There was no ten seconds.

Deshui made his decision.

He grabbed not the cutter—but a Zero-Element energy battery rod, a high-density power source for heavy weapons.

Extremely unstable.

"Captain! That thing will—" Zhang Yifan cried.

"I know," Deshui said calmly.

With the last functioning joint of his suit, he hurled the battery rod at the rift's edge—at the space itself.

The casing ruptured as it passed through distorted physics.

Zero-Element energy met void energy.

Mutual annihilation.

No explosion.

Something worse.

Reality and void canceled each other out, like matter and antimatter.

Blinding white light swallowed everything. Walls, ceiling, floor—all turned translucent, as if existence itself were dissolving.

The eye screamed—soundless, but agonizing.

The rift collapsed.

Three seconds.

Then silence.

The armory lay in ruins. The rift was gone. Only a charred mark remained on the floor—shaped like a giant eye.

The squad lay sprawled, suit alarms beeping low power.

A long silence.

"…Did we win?" Lu Xiao rasped.

"Temporarily," Deshui said, forcing himself upright. He manually cracked open his helmet. "The beacon's destroyed.
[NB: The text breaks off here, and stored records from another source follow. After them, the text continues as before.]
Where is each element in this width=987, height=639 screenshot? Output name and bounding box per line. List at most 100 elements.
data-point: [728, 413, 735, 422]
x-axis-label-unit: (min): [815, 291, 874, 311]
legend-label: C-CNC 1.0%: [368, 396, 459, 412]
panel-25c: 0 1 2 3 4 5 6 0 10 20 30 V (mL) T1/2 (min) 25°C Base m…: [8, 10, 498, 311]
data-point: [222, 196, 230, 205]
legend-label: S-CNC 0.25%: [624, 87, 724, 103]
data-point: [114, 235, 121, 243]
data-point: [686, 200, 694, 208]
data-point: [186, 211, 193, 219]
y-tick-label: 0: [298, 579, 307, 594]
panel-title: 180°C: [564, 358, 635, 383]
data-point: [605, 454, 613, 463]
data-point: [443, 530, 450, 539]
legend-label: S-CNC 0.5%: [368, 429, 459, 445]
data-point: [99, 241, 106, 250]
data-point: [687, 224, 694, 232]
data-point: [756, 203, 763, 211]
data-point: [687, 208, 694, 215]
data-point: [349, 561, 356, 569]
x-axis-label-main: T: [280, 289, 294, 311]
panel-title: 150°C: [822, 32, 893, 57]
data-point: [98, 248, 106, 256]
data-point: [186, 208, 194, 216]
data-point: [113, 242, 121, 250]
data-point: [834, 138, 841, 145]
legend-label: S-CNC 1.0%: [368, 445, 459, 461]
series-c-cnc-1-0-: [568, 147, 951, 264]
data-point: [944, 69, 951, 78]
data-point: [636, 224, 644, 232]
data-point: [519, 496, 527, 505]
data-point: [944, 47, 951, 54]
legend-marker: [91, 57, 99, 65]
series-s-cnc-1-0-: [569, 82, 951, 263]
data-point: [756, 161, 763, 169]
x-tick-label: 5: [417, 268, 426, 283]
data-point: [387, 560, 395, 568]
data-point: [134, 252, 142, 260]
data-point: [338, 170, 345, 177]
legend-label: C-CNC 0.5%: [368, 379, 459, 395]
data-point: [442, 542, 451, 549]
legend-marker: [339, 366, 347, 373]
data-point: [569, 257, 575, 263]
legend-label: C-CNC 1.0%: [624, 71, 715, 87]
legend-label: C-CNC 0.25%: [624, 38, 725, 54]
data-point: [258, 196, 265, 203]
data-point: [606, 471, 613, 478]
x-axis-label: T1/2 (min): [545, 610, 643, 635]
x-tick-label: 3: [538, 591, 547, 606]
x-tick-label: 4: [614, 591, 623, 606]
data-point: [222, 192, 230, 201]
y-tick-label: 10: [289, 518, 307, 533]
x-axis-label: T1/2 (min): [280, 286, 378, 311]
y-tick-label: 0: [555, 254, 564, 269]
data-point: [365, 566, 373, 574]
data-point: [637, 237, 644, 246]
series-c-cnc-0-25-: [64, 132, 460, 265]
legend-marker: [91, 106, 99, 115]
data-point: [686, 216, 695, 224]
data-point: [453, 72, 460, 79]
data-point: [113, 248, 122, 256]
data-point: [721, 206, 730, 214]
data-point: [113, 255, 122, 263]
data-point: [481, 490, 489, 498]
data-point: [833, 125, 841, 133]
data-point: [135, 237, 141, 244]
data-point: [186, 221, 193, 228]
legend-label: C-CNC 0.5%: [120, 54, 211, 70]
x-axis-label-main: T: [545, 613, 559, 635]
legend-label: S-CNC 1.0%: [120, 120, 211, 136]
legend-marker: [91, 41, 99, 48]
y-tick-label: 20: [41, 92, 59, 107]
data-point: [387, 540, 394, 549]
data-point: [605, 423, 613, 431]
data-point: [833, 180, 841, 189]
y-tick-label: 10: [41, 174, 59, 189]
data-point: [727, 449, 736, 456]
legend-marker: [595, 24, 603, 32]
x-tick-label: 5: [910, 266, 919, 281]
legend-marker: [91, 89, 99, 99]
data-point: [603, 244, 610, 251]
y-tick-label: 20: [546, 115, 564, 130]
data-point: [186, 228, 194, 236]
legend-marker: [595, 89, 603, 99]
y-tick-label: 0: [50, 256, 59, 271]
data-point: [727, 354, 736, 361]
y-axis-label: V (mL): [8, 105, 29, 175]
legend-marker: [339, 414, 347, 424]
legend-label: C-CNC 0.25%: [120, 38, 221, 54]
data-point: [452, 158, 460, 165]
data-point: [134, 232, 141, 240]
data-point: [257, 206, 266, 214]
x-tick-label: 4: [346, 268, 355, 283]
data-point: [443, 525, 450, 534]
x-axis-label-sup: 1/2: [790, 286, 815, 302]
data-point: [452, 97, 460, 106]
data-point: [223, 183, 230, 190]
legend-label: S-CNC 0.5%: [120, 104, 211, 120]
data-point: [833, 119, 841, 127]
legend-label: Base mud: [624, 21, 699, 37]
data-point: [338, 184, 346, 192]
But if they can deploy one, they can deploy more."

He looked at the still-flickering lights, still transmitting binary code.

"And the base is still compromised. The source hasn't been found."

Zhou Ming cradled the now-useless cutter. "Captain… I noticed something while working on this. Its control chip had the same anomalous code. Not a virus. More like…"

"A call," Deshui said.

Zhou Ming looked up, eyes full of fear. "A call for more void."

From deep within the base came a dull impact.

One.

Two.

Three.

Like a heartbeat.

Or like something enormous knocking—trying to get in.

Deshui stood, surveying his battered team and the fallen armory.

"Gather usable weapons and supplies," he said, voice steel once more. "We're heading to the command center."

"Why?" Li Yuan asked.

"Because if the source is there," Deshui replied evenly, chambering a shell in a purely mechanical shotgun, "then we shut it down."

"Physically."

He racked the slide. Clack.

"And find out who—or what—is inviting the void inside."

The impacts came again. Closer.

The team rose together.

No one asked about the odds.

Because they already knew.

And they moved anyway.

Because Captain Deshui stood up.

Because they were a squad.

And because some things matter more than survival—

Like not letting those eyes enter your world.